Prof. Matthias Schulze
German Institute of Human Nutrition, Germany (coordinator)
The Department of Molecular Epidemiology at the German Institute of Human Nutrition (DIfE), led by Matthias Schulze, has long-standing experience in epidemiologic research on dietary determinants of T2DM risk based on large-scale population-based studies, in particular, the EPIC-Potsdam cohort study. The research has specifically focused on FA biomarkers of intake and metabolism (phospholipid composition, lipidomics) and their relation to T2DM, also in the context of genetic interactions. The group has substantial experience in complex statistical modelling, e.g. with regard to biomarker mediation effects and dietary pattern analysis. Also, FA profiling of PREDIMED, FLAVURS and CIRCLES samples will be carried out by the group as an ‘in kind’ contribution.
Photo: Till Budde/DIfE
Prof. José López-Miranda
University of Cordoba, Spain
José López-Miranda is Director of the Department of Internal Medicine at the Reina Sofia University Hospital, University of Cordoba (UoC), Spain. Prof. López-Miranda is Principal Investigator of CORDIOPREV study and director of the nutrigenomic group of the Andalusian Research Plan. The group participating in this project will be the Lipids and Atherosclerosis Unit, Department of Medicine of RSUH, ascribed to IMIBIC. The group is dedicated to the research excellence in nutrigenomic, biomedicine, physical activity and bioscience to facilitate translation into public health.

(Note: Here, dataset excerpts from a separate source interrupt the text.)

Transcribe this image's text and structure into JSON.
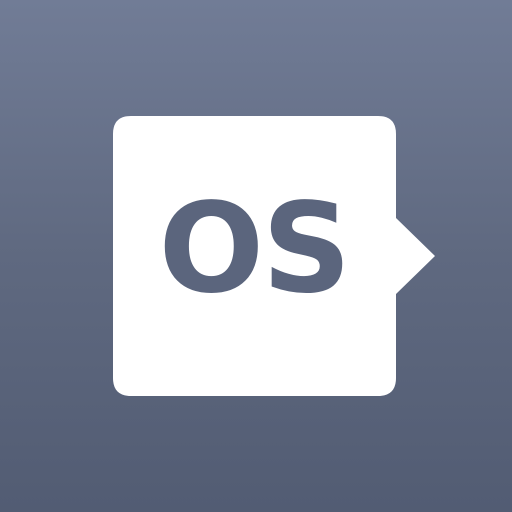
{
  "logo": {
    "text": "OS",
    "card_color": "#ffffff",
    "text_color": "#5b657d"
  },
  "background": {
    "gradient_top": "#717c96",
    "gradient_bottom": "#525c73"
  }
}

Prof. Miguel Ángel Martínez González
University of Navarra, Spain
The Department of Preventive Medicine & Public Health at the University of Navarra (UoN), led by Miguel Ángel Martínez González, has wide expertise in nutritional epidemiology, especially focused on MedDiet and its effects on chronic disease. For this purpose, the Department is involved in three large-scale longitudinal studies: the SUN dynamic and prospective cohort and the PREDIMED and PREDIMED-PLUS RCTs.
Prof. Julie Lovegrove
University of Reading, UK
The Hugh Sinclair Unit of Human Nutrition at the University of Reading (UoR), led by Julie Lovegrove, is internationally recognized for conducting randomised controlled human dietary intervention studies investigating the impact of dietary factors on health promotion and CVD risk reduction. A particular strength is the development and application of validated food exchange models for successful manipulation of dietary fats (DIVAS, LIPGENE SATgene, RESET) and polyphenols (FLAVURS) in free-living populations without impact on other dietary components.
Prof. Anne Marie Minihane
University of East Anglia, UK
Anne Marie Minihane leads the Nutrigenetics Group at Norwich Medical School, University of East Anglia (UEA). The research focus is investigating the independent and interactive impact of select dietary components (in particular n-3 FAs and flavonoids) and common gene variants on cardiometabolic health, including insulin sensitivity, vascular health and liver fat. Much of the research (including SATgene, FLAVURS and CIRCLES) uses human intervention trial methodologies, but a variety of wild-type and transgenic rodent models and cell and molecular techniques to investigate underlying physiological and molecular mechanisms inform the foci of our RCTs. Genotyping approaches include targeted SNP analysis along with the whole gene or exon sequencing.